(Bloomberg) — Traders are splurging billions of dollars on “complex” ETFs to ride out the crushing bear market across assets — just as Wall Street watchdogs threaten intrusive measures to limit retail participation.
Issuers including ProShares Advisors LLC, Direxion and Innovator ETFs have been flooded with nearly $24 billion of inflows this year into these typically derivatives-powered exchange-traded funds. Investors are navigating the crash in everything from stocks and crypto to fixed income by using the ETFs to bet on more pain or to nab outsize returns during market rebounds.
The bulk of the trading instruments likely fall under the “complex” banner, an ever-expanding category that includes leveraged and inverse vehicles and — if regulators get their way — potentially digital tokens and so-called defined-outcome trades.
The products are a growing corner of the almost $6.4 trillion industry, defying words of caution issued by the US Securities and Exchange Commission and others.
“We have this bizarre situation where products have launched and then the SEC staff is saying not to use them,” said Dave Nadig, an ETF expert at data provider and research consultants VettaFi.
Innovator ETFs, which manages defined-outcome trades that hedge market exposures, is fresh off its first-ever billion-dollar quarter of inflows. A ProShares fund that tracks three-times the inverse performance of the Nasdaq 100 got a record one-day inflow of $460 million last week. Assets in US leveraged and inverse trading ETPs have climbed around 8% from the end of June to $72 billion, according to Bloomberg Intelligence data.

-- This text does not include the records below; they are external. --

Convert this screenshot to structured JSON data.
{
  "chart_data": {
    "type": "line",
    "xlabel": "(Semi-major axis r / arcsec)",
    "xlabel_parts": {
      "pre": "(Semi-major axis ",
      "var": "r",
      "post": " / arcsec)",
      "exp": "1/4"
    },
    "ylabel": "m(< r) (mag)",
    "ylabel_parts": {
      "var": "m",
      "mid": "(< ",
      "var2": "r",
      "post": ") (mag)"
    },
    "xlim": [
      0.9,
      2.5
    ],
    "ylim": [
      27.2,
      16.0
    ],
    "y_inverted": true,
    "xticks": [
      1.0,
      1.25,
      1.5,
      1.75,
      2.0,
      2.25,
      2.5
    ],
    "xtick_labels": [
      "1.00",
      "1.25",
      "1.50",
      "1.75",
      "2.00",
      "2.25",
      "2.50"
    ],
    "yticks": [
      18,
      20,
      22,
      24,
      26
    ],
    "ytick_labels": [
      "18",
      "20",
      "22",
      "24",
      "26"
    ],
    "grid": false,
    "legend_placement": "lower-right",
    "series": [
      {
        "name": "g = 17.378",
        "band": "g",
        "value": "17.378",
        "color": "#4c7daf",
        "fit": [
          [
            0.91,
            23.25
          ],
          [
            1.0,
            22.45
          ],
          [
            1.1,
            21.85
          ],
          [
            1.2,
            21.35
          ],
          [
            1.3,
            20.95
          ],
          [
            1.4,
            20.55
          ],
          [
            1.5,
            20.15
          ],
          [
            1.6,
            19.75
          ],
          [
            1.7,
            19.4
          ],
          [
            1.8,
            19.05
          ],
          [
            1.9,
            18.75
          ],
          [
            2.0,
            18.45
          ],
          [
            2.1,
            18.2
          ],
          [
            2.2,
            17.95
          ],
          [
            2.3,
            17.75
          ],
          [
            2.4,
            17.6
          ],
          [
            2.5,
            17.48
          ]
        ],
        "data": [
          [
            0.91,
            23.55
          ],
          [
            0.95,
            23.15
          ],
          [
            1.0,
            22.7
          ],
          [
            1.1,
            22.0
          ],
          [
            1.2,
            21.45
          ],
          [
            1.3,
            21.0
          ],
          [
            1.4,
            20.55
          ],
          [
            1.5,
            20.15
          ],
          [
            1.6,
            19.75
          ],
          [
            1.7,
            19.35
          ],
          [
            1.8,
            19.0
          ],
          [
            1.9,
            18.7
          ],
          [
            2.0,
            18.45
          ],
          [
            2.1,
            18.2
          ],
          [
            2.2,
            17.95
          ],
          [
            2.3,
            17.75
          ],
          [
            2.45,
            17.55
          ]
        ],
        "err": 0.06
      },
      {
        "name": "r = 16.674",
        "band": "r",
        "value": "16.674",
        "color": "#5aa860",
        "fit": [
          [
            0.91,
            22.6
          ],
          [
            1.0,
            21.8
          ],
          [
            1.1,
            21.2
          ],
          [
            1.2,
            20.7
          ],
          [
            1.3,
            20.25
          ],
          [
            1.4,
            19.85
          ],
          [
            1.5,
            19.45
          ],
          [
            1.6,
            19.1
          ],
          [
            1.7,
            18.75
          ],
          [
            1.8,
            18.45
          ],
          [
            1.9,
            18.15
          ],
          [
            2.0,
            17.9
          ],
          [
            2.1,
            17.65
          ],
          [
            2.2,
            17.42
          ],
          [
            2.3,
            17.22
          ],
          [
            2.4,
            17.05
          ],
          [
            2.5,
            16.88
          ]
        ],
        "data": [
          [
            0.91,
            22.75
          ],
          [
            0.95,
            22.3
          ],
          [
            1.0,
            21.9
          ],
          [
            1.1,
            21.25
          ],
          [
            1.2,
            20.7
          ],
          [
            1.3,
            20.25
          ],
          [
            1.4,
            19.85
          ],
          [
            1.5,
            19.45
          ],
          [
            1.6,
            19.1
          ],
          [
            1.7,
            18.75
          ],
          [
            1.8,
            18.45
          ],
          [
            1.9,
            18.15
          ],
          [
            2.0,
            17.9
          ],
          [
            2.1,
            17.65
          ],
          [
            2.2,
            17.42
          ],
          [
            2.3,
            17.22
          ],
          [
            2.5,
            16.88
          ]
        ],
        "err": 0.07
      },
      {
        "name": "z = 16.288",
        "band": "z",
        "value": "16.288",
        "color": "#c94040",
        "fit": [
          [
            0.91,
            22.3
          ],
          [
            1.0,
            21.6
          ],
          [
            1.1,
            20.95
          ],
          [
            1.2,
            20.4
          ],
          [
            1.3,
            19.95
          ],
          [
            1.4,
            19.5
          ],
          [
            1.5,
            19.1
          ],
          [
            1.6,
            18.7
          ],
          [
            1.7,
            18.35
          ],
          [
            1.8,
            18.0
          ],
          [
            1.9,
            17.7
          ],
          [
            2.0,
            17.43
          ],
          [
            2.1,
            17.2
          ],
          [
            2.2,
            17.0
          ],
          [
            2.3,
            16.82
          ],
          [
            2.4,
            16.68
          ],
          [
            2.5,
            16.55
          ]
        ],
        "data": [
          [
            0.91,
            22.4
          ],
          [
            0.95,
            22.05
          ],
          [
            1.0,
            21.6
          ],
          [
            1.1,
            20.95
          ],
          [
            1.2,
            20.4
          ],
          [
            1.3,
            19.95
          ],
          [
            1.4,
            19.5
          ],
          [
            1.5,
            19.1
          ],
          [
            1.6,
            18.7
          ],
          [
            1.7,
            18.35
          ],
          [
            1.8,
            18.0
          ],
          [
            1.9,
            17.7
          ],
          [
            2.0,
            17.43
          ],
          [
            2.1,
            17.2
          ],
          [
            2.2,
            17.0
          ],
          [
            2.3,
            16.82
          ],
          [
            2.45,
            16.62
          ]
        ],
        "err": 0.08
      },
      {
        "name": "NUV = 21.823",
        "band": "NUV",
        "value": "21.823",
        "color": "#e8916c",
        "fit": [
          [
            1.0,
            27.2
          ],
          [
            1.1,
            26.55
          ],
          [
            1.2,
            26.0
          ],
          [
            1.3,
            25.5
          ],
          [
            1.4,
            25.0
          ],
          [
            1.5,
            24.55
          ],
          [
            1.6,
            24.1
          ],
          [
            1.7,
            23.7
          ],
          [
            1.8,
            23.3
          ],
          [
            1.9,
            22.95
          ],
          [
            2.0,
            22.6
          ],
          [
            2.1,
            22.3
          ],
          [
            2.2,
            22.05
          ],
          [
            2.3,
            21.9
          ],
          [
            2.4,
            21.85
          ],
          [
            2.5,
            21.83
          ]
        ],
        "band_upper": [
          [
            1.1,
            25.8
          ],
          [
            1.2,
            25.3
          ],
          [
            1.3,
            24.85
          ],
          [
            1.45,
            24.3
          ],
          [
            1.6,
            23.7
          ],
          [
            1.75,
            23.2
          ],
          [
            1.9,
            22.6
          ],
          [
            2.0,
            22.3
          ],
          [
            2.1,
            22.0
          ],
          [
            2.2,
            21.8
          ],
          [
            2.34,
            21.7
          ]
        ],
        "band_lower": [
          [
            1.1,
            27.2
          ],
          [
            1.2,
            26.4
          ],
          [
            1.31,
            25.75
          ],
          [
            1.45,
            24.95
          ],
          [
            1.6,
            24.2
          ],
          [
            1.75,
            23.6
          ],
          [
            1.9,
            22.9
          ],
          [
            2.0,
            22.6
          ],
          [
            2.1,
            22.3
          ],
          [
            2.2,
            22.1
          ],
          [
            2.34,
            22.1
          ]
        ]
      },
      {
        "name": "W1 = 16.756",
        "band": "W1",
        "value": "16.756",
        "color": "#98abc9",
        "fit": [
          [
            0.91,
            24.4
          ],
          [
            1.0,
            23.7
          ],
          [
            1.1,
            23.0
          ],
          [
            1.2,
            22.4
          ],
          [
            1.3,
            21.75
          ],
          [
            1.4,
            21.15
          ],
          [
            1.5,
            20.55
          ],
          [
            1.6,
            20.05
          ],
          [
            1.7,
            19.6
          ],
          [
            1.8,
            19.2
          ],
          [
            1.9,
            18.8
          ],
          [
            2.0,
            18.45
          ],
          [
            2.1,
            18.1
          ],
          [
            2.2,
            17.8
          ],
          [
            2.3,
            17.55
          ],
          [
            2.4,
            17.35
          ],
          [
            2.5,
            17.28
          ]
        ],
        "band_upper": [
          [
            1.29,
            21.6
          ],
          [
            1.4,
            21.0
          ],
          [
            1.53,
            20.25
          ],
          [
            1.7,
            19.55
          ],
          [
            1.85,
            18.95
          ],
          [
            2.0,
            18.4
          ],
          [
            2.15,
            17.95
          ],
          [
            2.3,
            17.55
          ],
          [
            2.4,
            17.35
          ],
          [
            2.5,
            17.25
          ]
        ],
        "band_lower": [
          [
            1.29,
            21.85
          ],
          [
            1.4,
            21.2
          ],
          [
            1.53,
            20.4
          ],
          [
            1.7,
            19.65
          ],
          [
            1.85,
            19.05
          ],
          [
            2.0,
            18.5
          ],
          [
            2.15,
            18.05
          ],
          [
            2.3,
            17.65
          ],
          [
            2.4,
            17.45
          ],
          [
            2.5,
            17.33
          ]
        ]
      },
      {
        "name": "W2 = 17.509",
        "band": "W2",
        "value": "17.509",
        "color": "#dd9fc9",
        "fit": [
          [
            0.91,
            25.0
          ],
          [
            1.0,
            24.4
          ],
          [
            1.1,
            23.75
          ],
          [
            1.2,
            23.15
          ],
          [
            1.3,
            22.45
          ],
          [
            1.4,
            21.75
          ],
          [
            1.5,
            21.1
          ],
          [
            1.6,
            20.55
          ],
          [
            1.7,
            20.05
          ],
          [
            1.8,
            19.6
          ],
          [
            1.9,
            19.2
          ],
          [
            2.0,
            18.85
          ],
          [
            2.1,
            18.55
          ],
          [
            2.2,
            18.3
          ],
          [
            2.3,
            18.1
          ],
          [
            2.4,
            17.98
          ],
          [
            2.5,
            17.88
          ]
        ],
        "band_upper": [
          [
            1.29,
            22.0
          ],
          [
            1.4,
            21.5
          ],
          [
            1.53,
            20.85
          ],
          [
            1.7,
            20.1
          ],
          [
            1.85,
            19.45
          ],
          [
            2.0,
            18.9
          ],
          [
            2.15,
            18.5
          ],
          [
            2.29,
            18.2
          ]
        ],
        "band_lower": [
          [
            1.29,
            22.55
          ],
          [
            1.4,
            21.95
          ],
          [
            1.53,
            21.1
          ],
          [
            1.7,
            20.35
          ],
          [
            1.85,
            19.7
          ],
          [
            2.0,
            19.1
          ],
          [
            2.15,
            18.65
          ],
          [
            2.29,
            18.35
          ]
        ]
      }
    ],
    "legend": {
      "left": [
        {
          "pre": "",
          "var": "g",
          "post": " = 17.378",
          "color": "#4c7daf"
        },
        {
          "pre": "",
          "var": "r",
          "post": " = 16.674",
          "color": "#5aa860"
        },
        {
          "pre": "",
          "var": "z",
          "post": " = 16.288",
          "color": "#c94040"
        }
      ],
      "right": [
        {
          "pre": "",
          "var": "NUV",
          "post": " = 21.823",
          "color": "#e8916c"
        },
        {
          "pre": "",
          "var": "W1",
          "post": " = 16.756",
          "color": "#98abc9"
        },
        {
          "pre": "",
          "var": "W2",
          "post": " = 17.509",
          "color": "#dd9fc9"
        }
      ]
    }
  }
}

Meanwhile, the first single-stock ETFs launched in the US this month, with more than 80 such filings sitting in the SEC’s queue.
The Financial Industry Regulatory Authority called for comments in April on whether more measures should be introduced to raise the barriers to entry for complex products. After receiving a record 12,000, the agency is evaluating whether any rule changes are warranted, said a spokesperson in an email to Bloomberg News.
In an industry defined by rock-bottom fees, it’s inevitable that issuers will attempt to meet that demand with “hyper-narrow, heavily structured products” that command higher expense ratios, according to Nadig. “There’s very little green field left to build straight-forward and low-cost products, so the only things left are more complex products.”
That’s the case behind the first US single-equity ETFs. AXS Investments launched eight such funds last week with expense ratios of 1.15%, within days of SEC Chair Gary Gensler saying such products “present particular risk” in a press call. Gensler’s warning followed a call from Commissioner Caroline Crenshaw for the agency to adopt new rules.
Yet single-stock funds have been able to list in part thanks to rule changes in 2019 and 2020 that allow leveraged and inverse ETFs to launch without first getting the SEC’s approval. That’s led to the current dynamic where regulators are “simultaneously dissing and approving” these ETFs, Nadig said.
“Complex doesn’t mean more risky, you just have to understand what it is,” Nadig said. “For example, DBMF and PFIX absolutely are complex, but the right tools for the market we’re in right now.”
The $440 million iM DBi Managed Futures Strategy ETF (ticker DBMF), which holds futures contracts across commodities and equities, has returned 24% this year thanks to the one-way inflation momentum trade. The $292 million Simplify Interest Rate Hedge ETF (PFIX), which uses options to ride floating interest rates, has gained about 44% in 2022.
While the S&P 500 has entered bear-market territory, the $175 million Innovator Equity Power Buffer ETF-August (PAUG), which seeks to buffer against the first 15% of losses in the SPDR S&P 500 ETF Trust (SPY) over its 12-month outcome period, has outperformed the fund by 8% since last July.
“Even though our growth is very good and very strong, it could have been much faster and much better if they had not put this label of complex product on our funds,” said Bruce Bond, chief executive officer at Innovator. “They’ve made it difficult for us to get in established brokerage distribution.”
Derivatives-heavy products labeled as “complex” by some regulators aren’t necessarily risky, according to Deborah Fuhr, co-founder of ETFGI. But curbing access to certain speculative funds may be no bad thing. She is hoping Finra will clarify things soon enough.
“Many people feel that there are a large number of investors who don’t understand how many leveraged and inverse products work,” she said.